Bryan, Its called a rail puller, made by Brandt. Its designed to take the slack out of up to 2 miles of CWR (continuous welded rail), and has 200,000 lbs of pulling power on each rail. You may have noticed that the new rail was haphazardly laid outside the track before this device started its work and needs to be straight to the old rails before the real track laying machines get there.
jbear2000 wrote:
That engine was totally gray with no markings anywhere. Kinda weird - almost military looking.
It's not really that weird. When a customer is really hurting for power, the manufacturer will release a new locomotive without it's 'native' road paint scheme. Here's a new EMD running on the Norfolk Southern that needs a paint job....
The steam engine is definately an amazing machine. I took hundreds of shots of the steam release - (whatever its called) - it was just blowing me away how awesome it was. (not literally).

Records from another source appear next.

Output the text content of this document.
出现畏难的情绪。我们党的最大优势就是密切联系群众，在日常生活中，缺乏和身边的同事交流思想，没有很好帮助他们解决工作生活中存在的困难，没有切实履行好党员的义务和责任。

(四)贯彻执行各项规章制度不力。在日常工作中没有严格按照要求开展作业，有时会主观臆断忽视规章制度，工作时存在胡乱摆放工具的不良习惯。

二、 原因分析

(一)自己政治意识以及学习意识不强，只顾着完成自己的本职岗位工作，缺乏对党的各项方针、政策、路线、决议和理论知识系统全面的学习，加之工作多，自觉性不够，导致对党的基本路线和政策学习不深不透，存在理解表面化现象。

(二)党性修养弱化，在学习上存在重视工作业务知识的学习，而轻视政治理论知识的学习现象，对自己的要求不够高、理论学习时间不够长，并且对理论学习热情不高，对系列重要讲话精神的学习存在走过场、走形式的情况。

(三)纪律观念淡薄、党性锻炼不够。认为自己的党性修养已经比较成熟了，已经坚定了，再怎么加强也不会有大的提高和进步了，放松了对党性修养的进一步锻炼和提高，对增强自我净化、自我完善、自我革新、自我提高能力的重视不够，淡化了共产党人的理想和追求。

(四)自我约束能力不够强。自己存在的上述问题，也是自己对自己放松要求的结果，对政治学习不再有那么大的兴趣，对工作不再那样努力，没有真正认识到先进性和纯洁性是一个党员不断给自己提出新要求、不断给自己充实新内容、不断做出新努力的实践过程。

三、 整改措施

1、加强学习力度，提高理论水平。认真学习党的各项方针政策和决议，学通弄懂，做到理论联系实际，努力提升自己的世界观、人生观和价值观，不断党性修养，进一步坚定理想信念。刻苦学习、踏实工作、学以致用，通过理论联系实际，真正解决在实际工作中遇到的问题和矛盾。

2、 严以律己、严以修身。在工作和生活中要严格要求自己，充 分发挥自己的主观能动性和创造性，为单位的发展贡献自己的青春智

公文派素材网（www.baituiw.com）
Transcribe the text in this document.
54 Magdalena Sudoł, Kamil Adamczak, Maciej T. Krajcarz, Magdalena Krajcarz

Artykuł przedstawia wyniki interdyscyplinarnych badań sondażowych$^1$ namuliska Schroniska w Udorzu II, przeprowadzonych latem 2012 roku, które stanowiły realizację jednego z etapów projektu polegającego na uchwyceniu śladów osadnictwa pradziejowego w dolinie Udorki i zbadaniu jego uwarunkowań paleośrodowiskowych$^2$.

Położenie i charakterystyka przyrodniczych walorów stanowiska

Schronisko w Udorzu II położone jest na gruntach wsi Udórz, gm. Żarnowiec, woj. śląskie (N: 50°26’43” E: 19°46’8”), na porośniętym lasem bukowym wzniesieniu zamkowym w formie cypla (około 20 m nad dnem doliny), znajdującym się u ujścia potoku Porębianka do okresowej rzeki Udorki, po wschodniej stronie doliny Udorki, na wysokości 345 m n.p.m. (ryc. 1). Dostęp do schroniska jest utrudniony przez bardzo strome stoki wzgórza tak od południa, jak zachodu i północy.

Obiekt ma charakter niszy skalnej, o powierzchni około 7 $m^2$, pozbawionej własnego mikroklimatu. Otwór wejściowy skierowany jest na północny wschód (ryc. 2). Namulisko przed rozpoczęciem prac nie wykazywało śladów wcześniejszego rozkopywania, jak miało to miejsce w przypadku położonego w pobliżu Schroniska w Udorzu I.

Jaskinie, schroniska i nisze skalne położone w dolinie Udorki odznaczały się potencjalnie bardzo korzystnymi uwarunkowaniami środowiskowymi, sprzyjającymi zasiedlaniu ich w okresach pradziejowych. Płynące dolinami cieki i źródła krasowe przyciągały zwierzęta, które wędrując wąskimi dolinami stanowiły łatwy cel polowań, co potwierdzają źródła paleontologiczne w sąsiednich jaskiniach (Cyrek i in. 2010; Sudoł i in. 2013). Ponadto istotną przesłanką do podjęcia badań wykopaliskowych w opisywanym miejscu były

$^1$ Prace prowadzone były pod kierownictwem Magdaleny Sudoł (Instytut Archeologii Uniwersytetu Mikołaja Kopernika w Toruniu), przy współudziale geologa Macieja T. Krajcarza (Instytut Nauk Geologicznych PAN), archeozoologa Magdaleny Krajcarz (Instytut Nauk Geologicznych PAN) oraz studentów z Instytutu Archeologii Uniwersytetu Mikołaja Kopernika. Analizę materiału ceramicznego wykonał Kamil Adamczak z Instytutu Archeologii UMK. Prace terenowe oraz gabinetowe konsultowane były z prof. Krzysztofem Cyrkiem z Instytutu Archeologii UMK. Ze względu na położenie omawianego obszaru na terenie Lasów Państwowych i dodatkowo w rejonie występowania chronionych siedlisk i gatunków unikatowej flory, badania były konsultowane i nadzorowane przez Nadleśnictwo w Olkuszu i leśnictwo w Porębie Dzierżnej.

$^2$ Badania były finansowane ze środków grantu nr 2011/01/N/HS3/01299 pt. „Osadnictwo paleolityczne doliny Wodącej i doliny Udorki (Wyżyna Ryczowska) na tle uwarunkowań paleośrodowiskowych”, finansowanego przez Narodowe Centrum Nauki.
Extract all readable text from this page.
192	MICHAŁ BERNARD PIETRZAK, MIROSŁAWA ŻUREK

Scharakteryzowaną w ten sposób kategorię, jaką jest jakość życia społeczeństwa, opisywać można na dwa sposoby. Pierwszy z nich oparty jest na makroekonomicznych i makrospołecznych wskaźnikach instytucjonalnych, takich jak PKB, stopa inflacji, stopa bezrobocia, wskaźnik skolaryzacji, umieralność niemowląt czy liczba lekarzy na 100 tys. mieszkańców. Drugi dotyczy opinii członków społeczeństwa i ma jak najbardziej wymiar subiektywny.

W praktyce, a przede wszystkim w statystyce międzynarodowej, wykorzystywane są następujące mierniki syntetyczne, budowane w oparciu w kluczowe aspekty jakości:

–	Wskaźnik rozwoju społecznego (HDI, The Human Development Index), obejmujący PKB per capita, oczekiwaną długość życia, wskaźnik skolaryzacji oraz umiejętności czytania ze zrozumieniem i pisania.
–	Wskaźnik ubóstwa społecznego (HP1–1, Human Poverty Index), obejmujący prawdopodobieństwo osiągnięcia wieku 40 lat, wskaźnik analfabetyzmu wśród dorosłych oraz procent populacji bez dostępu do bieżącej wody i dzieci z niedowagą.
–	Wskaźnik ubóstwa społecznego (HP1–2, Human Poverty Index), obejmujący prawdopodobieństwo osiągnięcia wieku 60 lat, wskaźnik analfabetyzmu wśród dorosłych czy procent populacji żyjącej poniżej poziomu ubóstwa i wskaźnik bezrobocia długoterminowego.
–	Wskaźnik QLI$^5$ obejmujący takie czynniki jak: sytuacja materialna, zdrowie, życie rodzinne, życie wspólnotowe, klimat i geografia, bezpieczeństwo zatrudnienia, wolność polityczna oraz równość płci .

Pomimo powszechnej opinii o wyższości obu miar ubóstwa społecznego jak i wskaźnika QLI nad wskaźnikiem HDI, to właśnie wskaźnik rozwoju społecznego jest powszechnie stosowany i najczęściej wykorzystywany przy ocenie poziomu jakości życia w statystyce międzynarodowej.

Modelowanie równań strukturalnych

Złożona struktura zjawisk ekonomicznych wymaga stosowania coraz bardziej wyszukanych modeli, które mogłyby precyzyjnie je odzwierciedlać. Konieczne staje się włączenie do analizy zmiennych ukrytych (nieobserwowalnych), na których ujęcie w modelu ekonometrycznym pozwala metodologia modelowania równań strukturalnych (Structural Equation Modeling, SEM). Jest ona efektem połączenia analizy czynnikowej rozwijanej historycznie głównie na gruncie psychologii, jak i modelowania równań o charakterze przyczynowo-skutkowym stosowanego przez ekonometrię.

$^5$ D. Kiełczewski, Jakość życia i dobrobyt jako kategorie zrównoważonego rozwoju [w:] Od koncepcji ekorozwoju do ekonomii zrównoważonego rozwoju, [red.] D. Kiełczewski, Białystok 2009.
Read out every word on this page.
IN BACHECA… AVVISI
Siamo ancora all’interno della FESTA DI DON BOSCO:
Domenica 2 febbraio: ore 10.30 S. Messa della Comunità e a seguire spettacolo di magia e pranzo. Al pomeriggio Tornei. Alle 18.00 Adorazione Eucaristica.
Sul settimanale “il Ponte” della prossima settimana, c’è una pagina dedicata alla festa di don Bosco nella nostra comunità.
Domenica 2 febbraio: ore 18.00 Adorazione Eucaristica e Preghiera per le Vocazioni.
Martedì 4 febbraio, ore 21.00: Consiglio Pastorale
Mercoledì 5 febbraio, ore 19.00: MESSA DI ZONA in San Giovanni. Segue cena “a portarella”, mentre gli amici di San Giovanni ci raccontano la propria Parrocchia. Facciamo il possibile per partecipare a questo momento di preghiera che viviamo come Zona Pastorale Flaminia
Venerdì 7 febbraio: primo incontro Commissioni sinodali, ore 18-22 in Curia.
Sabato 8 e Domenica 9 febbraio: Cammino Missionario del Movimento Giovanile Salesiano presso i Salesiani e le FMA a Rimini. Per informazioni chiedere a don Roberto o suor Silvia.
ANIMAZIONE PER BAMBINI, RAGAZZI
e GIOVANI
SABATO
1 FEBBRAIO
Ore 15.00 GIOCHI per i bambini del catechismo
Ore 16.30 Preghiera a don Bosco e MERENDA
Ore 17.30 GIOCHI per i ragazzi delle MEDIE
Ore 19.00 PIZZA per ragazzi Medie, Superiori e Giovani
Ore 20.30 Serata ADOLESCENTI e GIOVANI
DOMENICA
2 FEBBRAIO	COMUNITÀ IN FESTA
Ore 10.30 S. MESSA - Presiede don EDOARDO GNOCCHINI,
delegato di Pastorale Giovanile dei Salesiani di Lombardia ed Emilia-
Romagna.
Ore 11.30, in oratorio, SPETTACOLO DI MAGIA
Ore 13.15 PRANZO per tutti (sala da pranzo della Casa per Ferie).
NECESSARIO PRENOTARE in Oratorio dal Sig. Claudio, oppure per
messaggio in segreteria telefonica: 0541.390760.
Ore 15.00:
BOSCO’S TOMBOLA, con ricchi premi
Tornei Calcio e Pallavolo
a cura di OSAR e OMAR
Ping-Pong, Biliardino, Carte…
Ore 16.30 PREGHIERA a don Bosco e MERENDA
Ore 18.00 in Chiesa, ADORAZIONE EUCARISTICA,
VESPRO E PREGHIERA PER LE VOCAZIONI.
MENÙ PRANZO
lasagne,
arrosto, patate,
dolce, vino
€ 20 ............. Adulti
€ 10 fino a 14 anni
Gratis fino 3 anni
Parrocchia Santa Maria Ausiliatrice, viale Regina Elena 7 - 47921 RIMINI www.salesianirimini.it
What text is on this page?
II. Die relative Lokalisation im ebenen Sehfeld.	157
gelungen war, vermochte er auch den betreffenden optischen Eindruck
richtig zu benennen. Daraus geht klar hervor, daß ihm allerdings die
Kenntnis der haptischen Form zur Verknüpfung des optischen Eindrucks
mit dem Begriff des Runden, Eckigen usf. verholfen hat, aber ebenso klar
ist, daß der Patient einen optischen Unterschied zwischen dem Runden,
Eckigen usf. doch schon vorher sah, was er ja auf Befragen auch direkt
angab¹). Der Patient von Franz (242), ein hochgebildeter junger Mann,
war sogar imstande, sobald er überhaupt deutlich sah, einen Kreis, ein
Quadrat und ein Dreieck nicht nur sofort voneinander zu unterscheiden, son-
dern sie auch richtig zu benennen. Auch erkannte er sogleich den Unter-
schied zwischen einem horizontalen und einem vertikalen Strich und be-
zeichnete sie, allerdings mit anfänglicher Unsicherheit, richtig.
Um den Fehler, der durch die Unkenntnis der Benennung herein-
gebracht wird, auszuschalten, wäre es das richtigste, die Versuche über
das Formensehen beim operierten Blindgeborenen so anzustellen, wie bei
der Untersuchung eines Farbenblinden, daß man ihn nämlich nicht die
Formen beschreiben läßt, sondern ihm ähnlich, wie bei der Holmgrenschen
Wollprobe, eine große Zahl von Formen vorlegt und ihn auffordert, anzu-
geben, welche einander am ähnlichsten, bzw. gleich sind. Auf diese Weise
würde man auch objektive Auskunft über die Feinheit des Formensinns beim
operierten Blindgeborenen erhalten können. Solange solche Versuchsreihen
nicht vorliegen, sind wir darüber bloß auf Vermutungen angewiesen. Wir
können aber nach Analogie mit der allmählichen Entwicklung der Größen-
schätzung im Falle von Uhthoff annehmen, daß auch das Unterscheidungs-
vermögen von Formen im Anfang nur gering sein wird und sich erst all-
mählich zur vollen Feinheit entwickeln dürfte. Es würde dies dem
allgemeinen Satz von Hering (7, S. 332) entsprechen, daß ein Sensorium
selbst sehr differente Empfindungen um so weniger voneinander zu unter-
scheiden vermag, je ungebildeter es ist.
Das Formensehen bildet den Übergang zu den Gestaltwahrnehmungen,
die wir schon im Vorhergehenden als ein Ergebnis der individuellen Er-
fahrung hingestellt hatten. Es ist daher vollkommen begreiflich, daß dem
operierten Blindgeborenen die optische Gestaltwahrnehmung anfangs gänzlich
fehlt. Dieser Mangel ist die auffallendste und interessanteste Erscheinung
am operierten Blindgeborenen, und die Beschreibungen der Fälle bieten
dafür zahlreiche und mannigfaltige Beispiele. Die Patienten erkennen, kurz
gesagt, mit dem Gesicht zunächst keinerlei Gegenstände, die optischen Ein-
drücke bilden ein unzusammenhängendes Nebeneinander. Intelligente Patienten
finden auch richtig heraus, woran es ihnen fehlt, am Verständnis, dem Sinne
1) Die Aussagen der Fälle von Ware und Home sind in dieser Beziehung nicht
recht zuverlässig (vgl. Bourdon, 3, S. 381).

If you're referring to the steam release that comes out of the sides of the locomotive, it's called a blown down.
They do that several times on a single trip on the D&S. Yes, it makes for great photos.
Not much going on around here - so i went up to Chattanooga and drove over to the dam. Didn't know there was a train drawbridge there as well. Sure enough - middle of the day light would have me sitting there when this BNSF comes rumbling over the water.
What kind of paint scheme is that on 9780? Was that a test scheme or is that just one that the road logo was painted over and the BNSF letters added so as not to paint the whole diesel?
This scheme was used by the Burlington Northern (now Burlington Northern Santa Fe) on several hundred EMD SD70MACs used in coal service. There are several iterations of repaints of these locos into BNSF form; currently, the railroad's standard scheme is the striking green/orange/yellow/black shown on the lead units of this train. The trailing "pusher" unit is Distributed Power controlled from the lead unit - helps with the train-handling dynamics (consider the fact that you have 10,000+ tons of train stretched out over a mile of curves, hills, etc.).
Interesting bit of information. I live within 2 blocks of the main East/West BNSF line out of Los Angeles and I have never seen one of those. But then we also do not have coal on the set coast. The Orange/Green paint scheme in a couple of interations is the norm out here. Ocassionally I see the wonderful ATSF silver and red war bonnet scheme on a unit that has been lucky to miss the paint gun.
So if I see one of those I will know what it is. Cool.